Back in class, you enter before the teacher and all the students look at you in disbelief, you nod your head toward the door.
“Alice, we’re leaving.” Your daughter nearly bursts with pride and presses her lips together to keep from laughing. But you’re not done yet. “Elise.” The girl jerks her head up and stares at you. You see that she’s tense, just not for the reasons the others are. Or maybe for the same ones, you glance at some of the other girls. And Mrs. Hoover. A determined man has the same effect on most women. “So do you.”
Grace Hoover opens her mouth, but then closes it again. Wordlessly, she watches you remove another student from her class. As Elise packs her things, a silence spreads through the room that you already know and have come to expect. And it doesn’t surprise you that it’s Valerie who can’t take it anymore.
“Can you even afford this trip?” she asks Elise mockingly who winces at the attention. But only the two friends of Valerie laugh, and that quietly. The rest of the class looks at you expectantly. You move into the room, into the realm of Grace, without asking, and put an arm around Elise.

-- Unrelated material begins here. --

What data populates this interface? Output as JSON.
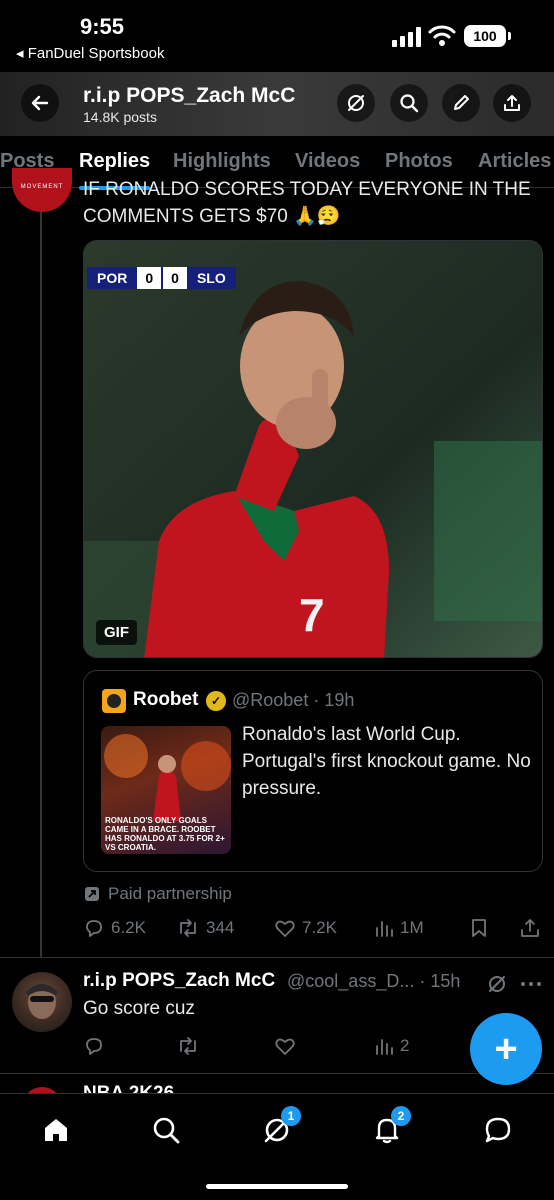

“You’re Valerie, right?” She’s as beautiful as her mother. Only dumber.
“I’m…”
“Too stupid to read the room” you interrupt her and take the backpack from Elise. She’s your daughter, and even if you don’t like her mother, Elise deserves you as a father, and you feel the same way you do when you defend Alice or Gemma. That’s just what a father does.
“Mom!” screeches Valerie.
“Your mommy won’t help you, kiddo,” you say, sounding disappointed. It could have been a good fight. “She’s smarter than you.”
“He can’t do that.” You turn to the class.
“There you have a girl who doesn’t know anything about the world. Isn’t she the leader of your little gang? You should choose your leaders more wisely.” Then you shake your head and lead Elise and Alice outside. “Kids,” you grumble.
And as the door closes behind you, you hear first giggles, then laughter.